Cases like these should be familiar to anyone practicing emergency medicine. These patients and their families could all benefit from the involvement of a palliative care service, and as these programs grow, emergency providers should expect to see more patients followed by a palliative care service.
But what exactly is palliative care? What distinguishes it from hospice care? And what is (or is not) implied when a patient is being treated by a palliative care service or hospice? Smith et al. (Ann. Emerg. Med. 2009;54:86-93) found that there was significant confusion and discomfort among emergency physicians in caring for patients with palliative care needs. They note both attitudinal and structural obstacles in the emergency department to responding well to these needs, as well as recurring (and mistaken) themes such as the belief that palliative care is equivalent to hospice or end-of-life care.
Palliative care is an organized approach for caring for patients living with life-threatening or severe advanced illness.

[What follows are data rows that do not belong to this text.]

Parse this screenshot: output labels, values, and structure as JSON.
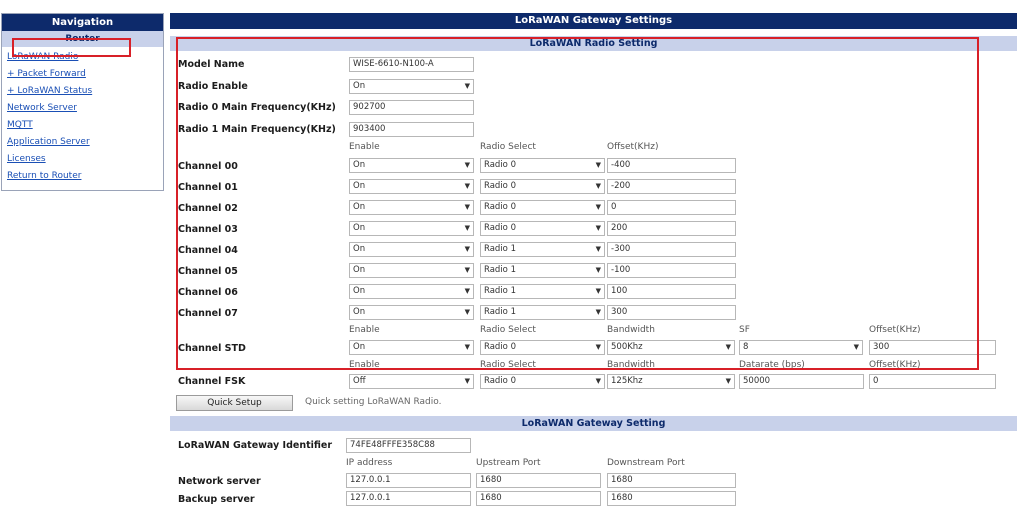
{
  "nav": {
    "title": "Navigation",
    "router": "Router",
    "links": [
      "LoRaWAN Radio",
      "+ Packet Forward",
      "+ LoRaWAN Status",
      "Network Server",
      "MQTT",
      "Application Server",
      "Licenses",
      "Return to Router"
    ]
  },
  "page_title": "LoRaWAN Gateway Settings",
  "radio": {
    "section_title": "LoRaWAN Radio Setting",
    "model_label": "Model Name",
    "model_value": "WISE-6610-N100-A",
    "enable_label": "Radio Enable",
    "enable_value": "On",
    "freq0_label": "Radio 0 Main Frequency(KHz)",
    "freq0_value": "902700",
    "freq1_label": "Radio 1 Main Frequency(KHz)",
    "freq1_value": "903400",
    "headers": {
      "enable": "Enable",
      "radio": "Radio Select",
      "offset": "Offset(KHz)"
    },
    "channels": [
      {
        "label": "Channel 00",
        "enable": "On",
        "radio": "Radio 0",
        "offset": "-400"
      },
      {
        "label": "Channel 01",
        "enable": "On",
        "radio": "Radio 0",
        "offset": "-200"
      },
      {
        "label": "Channel 02",
        "enable": "On",
        "radio": "Radio 0",
        "offset": "0"
      },
      {
        "label": "Channel 03",
        "enable": "On",
        "radio": "Radio 0",
        "offset": "200"
      },
      {
        "label": "Channel 04",
        "enable": "On",
        "radio": "Radio 1",
        "offset": "-300"
      },
      {
        "label": "Channel 05",
        "enable": "On",
        "radio": "Radio 1",
        "offset": "-100"
      },
      {
        "label": "Channel 06",
        "enable": "On",
        "radio": "Radio 1",
        "offset": "100"
      },
      {
        "label": "Channel 07",
        "enable": "On",
        "radio": "Radio 1",
        "offset": "300"
      }
    ],
    "std": {
      "headers": {
        "enable": "Enable",
        "radio": "Radio Select",
        "bandwidth": "Bandwidth",
        "sf": "SF",
        "offset": "Offset(KHz)"
      },
      "label": "Channel STD",
      "enable": "On",
      "radio": "Radio 0",
      "bandwidth": "500Khz",
      "sf": "8",
      "offset": "300"
    },
    "fsk": {
      "headers": {
        "enable": "Enable",
        "radio": "Radio Select",
        "bandwidth": "Bandwidth",
        "datarate": "Datarate (bps)",
        "offset": "Offset(KHz)"
      },
      "label": "Channel FSK",
      "enable": "Off",
      "radio": "Radio 0",
      "bandwidth": "125Khz",
      "datarate": "50000",
      "offset": "0"
    },
    "quick_setup_button": "Quick Setup",
    "quick_setup_hint": "Quick setting LoRaWAN Radio."
  },
  "gateway": {
    "section_title": "LoRaWAN Gateway Setting",
    "id_label": "LoRaWAN Gateway Identifier",
    "id_value": "74FE48FFFE358C88",
    "headers": {
      "ip": "IP address",
      "up": "Upstream Port",
      "down": "Downstream Port"
    },
    "network": {
      "label": "Network server",
      "ip": "127.0.0.1",
      "up": "1680",
      "down": "1680"
    },
    "backup": {
      "label": "Backup server",
      "ip": "127.0.0.1",
      "up": "1680",
      "down": "1680"
    }
  },
  "colors": {
    "nav_header": "#0d2a6b",
    "section_header": "#c8d1ea",
    "link": "#1a4fb5",
    "highlight": "#d82028"
  }
}
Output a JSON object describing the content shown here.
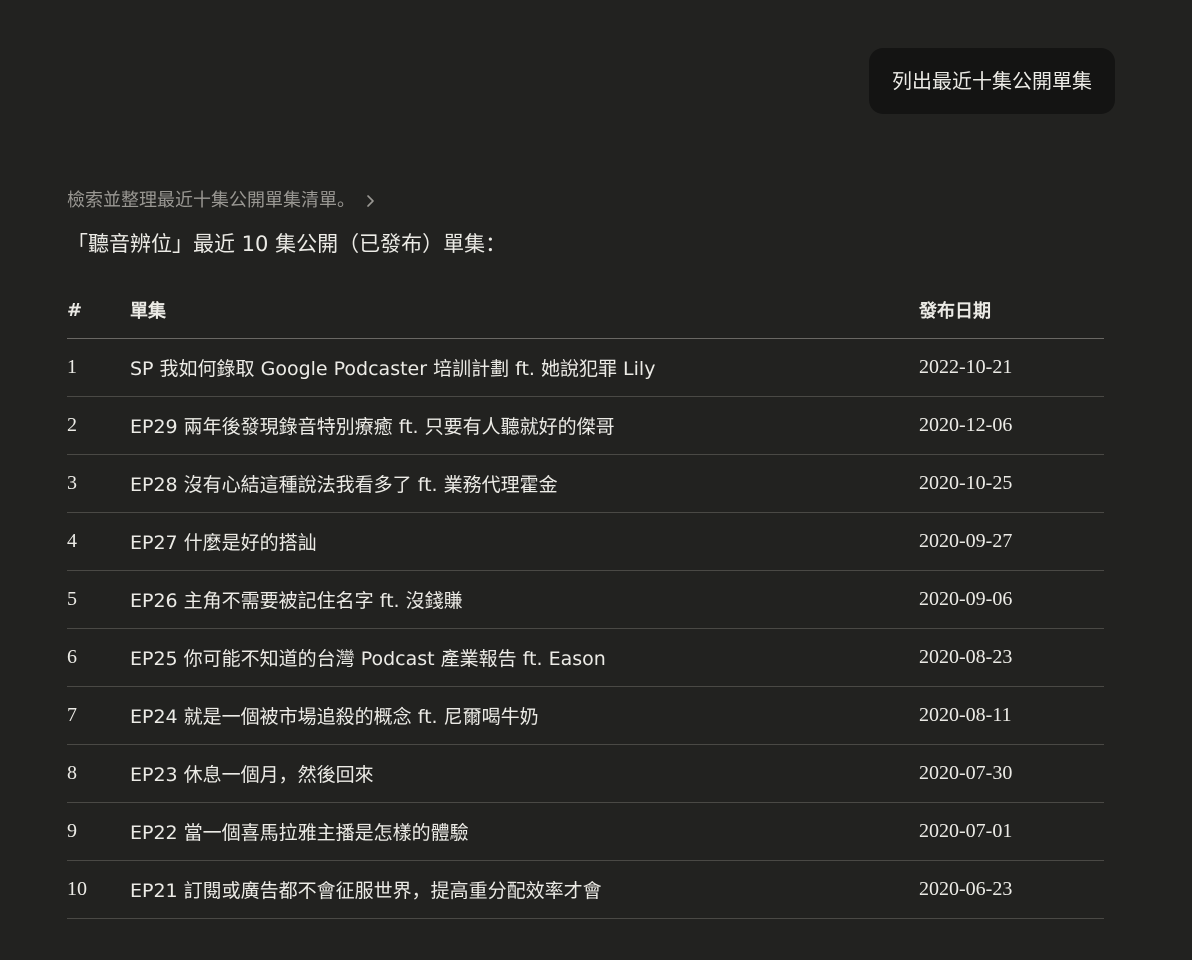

Hospice and Palliative Medicine is also a board-certified medical specialty, approved by the American Board of Medical Specialties in 2006. The American Board of Emergency Medicine is a cosponsoring board. The specialty encompasses both hospice care (where patients no longer pursue life-prolonging therapies, and their expected survival is 6 months or less) and the broader, and generally longer, care of patients with chronic, progressive illnesses who have significant symptom burdens but who want to continue life-prolonging therapies.
Pain control is the most obvious area of symptom management and one where the typical E.D. practice can present challenges.